The best form of protection a motorcycle owner can get is by using a helmet.
A motorcycle helmet is a piece of safety equipment worn by motorcycle riders to protect their heads in the event of a crash.
There are three types of motorcycle helmets: full, open face, and half. Full helmets protect your entire head, while the open face and half helmets only protect the top and front of your head.
Which type of helmet is best for you depends on your riding preferences and the dangers you are most likely to encounter while riding. But Full face helmets provide the most protection. This is why in the world SuperBike Championship or in MotoGP, only full-face helmets are worn.
The half-face helmet comes with a face shield which provides eye protection.
Conclusion: The real cost of not wearing a helmet is a lot more than you think.
Riding without a helmet can have both legal and medical liabilities.
There is a lot of debate over whether helmets actually reduce the risk of head injury.
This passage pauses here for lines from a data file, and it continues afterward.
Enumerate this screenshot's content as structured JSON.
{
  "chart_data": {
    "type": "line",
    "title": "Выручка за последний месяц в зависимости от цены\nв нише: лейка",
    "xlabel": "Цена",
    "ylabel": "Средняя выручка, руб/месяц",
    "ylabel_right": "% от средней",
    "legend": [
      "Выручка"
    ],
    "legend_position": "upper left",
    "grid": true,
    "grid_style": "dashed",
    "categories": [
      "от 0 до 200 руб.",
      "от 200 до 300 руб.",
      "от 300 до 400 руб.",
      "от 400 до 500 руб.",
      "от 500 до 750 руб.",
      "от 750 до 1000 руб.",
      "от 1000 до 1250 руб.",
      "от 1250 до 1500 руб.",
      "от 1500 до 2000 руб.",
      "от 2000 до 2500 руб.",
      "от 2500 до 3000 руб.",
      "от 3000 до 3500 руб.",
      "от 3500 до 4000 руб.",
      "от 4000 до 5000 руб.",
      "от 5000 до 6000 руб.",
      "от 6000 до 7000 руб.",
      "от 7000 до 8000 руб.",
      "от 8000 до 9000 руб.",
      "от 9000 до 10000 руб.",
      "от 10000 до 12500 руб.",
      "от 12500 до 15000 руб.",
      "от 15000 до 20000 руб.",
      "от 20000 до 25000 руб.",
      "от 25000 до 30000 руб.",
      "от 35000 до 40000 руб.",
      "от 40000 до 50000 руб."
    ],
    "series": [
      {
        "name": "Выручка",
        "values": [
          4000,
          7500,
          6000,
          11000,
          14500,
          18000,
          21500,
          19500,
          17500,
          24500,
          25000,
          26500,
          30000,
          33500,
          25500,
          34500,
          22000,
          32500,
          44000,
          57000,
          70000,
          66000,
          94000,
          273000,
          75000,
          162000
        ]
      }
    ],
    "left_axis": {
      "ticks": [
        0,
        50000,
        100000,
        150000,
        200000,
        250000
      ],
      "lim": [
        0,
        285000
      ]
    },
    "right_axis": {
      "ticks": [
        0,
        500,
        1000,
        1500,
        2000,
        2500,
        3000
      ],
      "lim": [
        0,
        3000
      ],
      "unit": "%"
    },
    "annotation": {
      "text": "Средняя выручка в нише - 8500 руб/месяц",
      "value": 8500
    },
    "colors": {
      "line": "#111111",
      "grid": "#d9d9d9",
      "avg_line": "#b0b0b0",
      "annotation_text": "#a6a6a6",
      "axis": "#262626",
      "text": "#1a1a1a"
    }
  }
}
Some studies have shown that they do, while others have shown that they don’t make much of a difference. However, it seems that wearing a helmet does at least reduce the severity of head injuries as a result of an accident and also reduces the overall risk of death.
This is why most safety experts recommend that people always wear a helmet when riding a bike, motorcycle, or participating in any other activity where there is a risk of head injury. Even if they don’t prevent all injuries, helmets can help to reduce the severity of them in motorcycle crashes.
In my humble opinion, acting as a responsible citizen should be the goal of each motorcycle rider. For each motorcycle rider, there is someone who is waiting for them and looking forward to seeing them back from their ride. I used to put thrill and fun first.
I no longer do that – thankfully, it didn’t take a motorcycle accident or mishap to teach me that!
All the best as you chew on this and make decisions.